Earlier on Thursday, senior Palestinian Authority figures told Haaretz that if Lapid really intends to talk about a Palestinian state, he should define what borders that state would have. The term would remain meaningless as long as its borders were undefined and the settlement enterprise continued. “I hope he mentions 1967,” said one senior official.
The fact that Palestinian President Mahmoud Abbas is speaking a day after Lapid will enable him to mention Lapid’s speech and respond to it if necessary, his associates said. According to sources familiar with this speech, Abbas will speak with conviction, noting that the UN General Assembly has already recognized a Palestinian state, but that in practice, the Palestinian people are suffering from a continued occupation and its ramifications.

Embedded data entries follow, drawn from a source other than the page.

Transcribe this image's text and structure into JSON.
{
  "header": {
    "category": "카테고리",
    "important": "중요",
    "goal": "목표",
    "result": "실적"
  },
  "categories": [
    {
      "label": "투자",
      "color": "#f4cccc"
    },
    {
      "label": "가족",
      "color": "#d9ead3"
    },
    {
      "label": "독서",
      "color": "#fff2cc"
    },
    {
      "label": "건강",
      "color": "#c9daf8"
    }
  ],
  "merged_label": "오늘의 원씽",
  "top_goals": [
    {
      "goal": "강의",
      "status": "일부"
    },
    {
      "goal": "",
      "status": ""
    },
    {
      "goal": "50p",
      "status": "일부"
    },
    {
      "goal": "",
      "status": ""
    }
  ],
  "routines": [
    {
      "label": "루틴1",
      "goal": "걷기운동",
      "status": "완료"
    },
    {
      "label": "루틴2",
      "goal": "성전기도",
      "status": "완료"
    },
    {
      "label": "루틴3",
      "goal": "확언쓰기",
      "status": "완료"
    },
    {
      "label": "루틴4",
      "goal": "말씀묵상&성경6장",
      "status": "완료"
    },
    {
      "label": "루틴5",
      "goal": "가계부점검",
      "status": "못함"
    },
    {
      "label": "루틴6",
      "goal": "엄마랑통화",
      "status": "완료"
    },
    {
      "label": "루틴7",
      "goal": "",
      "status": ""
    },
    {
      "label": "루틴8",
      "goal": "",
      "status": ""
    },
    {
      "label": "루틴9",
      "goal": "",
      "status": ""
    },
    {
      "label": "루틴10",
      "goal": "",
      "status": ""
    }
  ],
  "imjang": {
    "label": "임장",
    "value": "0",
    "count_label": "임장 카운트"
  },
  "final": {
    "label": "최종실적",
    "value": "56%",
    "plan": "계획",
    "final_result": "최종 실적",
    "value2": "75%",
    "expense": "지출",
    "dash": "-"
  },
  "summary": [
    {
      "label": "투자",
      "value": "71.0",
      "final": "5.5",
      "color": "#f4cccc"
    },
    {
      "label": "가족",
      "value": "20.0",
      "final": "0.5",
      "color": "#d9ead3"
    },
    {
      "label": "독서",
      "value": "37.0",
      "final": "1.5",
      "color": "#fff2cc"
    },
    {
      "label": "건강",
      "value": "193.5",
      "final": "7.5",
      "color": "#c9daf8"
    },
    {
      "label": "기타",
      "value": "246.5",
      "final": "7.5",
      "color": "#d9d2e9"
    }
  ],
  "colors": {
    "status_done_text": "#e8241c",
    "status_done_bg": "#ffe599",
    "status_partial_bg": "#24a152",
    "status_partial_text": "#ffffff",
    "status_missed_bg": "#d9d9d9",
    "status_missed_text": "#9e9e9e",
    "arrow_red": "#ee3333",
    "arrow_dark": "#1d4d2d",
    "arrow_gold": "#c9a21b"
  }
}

Sources close to Lapid, whose Yesh Atid party is vying for Knesset seats in the November election, said that an Israeli prime minister has not expressed support for a political solution with the Palestinians in many years. Reports that he would affirm such support caused a domestic stir among his political rivals.
Justice Minister Gideon Sa’ar said on Wednesday that establishing a “terror state in Judea and Samaria,” the biblical name for the West Bank, “will endanger Israel’s safety and that most Israeli people and their representatives will not allow that to happen.”
The Likud party stated that after Lapid “formed the first Israeli-Palestinian government, now he wants to establish a Palestinian state on the border of Kfar Saba, Netanya and Ben-Gurion Airport, and hand over territories of our homeland to our enemies. For years, Netanyahu managed to remove the Palestinian issue from the world agenda, and Lapid brought Mahmoud Abbas back to the forefront in less than a year.”